Cluster ngrams in Python. Clustering is done using Scipy's hierarchy clustering.
Returns a list of ngrams in each cluster.
- ngrams: [list] List of ngrams to cluster. Ex: [['my', 'cat', 'ran'], ['i', 'like', 'trigrams']]
- compute_distance: [func] Distance function that takes two ngrams as input and returns the distance between them. This package includes a function that sums the Damerau–Levenshtein distance between the words in both ngrams as
dl_ngram_dist
- max_dist: [float] If the distance between two clusters is more than max_dist, then the clusters will not be merged together.

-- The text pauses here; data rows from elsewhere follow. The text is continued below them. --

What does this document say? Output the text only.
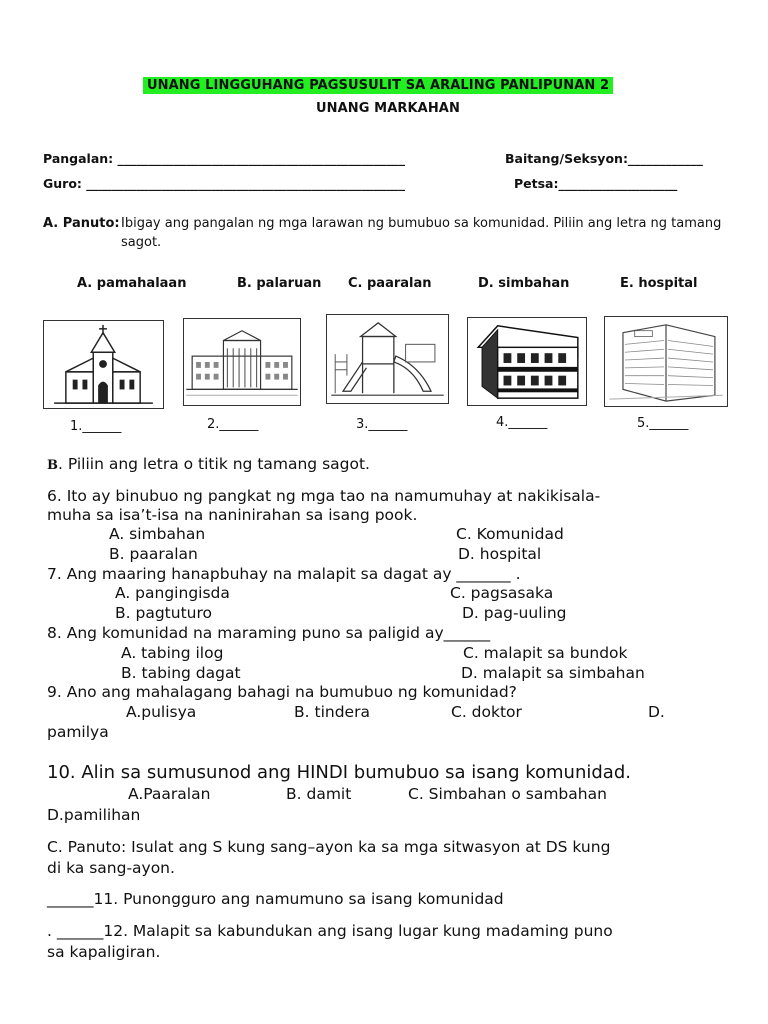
UNANG LINGGUHANG PAGSUSULIT SA ARALING PANLIPUNAN 2
UNANG MARKAHAN
Pangalan: ______________________________________________	Baitang/Seksyon:____________
Guro: ___________________________________________________	Petsa:___________________
A. Panuto:Ibigay ang pangalan ng mga larawan ng bumubuo sa komunidad. Piliin ang letra ng tamang
sagot.
A. pamahalaan	B. palaruan C. paaralan	D. simbahan	E. hospital
1.______	2.______	3.______	4.______	5.______
B. Piliin ang letra o titik ng tamang sagot.
6. Ito ay binubuo ng pangkat ng mga tao na namumuhay at nakikisala-
muha sa isa’t-isa na naninirahan sa isang pook.
A. simbahan	C. Komunidad
B. paaralan	D. hospital
7. Ang maaring hanapbuhay na malapit sa dagat ay _______ .
A. pangingisda	C. pagsasaka
B. pagtuturo	D. pag-uuling
8. Ang komunidad na maraming puno sa paligid ay______
A. tabing ilog	C. malapit sa bundok
B. tabing dagat	D. malapit sa simbahan
9. Ano ang mahalagang bahagi na bumubuo ng komunidad?
A.pulisya	B. tindera	C. doktor	D.
pamilya
10. Alin sa sumusunod ang HINDI bumubuo sa isang komunidad.
A.Paaralan	B. damit	C. Simbahan o sambahan
D.pamilihan
C. Panuto: Isulat ang S kung sang–ayon ka sa mga sitwasyon at DS kung
di ka sang-ayon.
______11. Punongguro ang namumuno sa isang komunidad
. ______12. Malapit sa kabundukan ang isang lugar kung madaming puno
sa kapaligiran.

- method: [string] Method for clustering. 'single', 'complete', 'average', 'centroid', 'median', 'ward', or 'weighted'. See the Scipy docs for details.
>>> from clust import cluster_ngrams, dl_ngram_dist
>>> ngrams = [['from', 'my', 'house'],
...['from', 'my', 'hose'],
...['he', 'was', 'eating'],
...['she', 'was', 'eating'],
...['fell', 'asleep', 'on'],
...['moved', 'to', 'a'],
...['rom', 'my', 'house'],
...['from', 'my', 'house']]
>>> cluster_ngrams(ngrams, dl_ngram_dist, max_dist=3, method='single')
[[['fell', 'asleep', 'on']],
[['moved', 'to', 'a']],
[['he', 'was', 'eating'], ['she', 'was', 'eating']],
[['rom', 'my', 'house'], ['from', 'my', 'hose'], ['from', 'my', 'house'], ['from', 'my', 'house']]]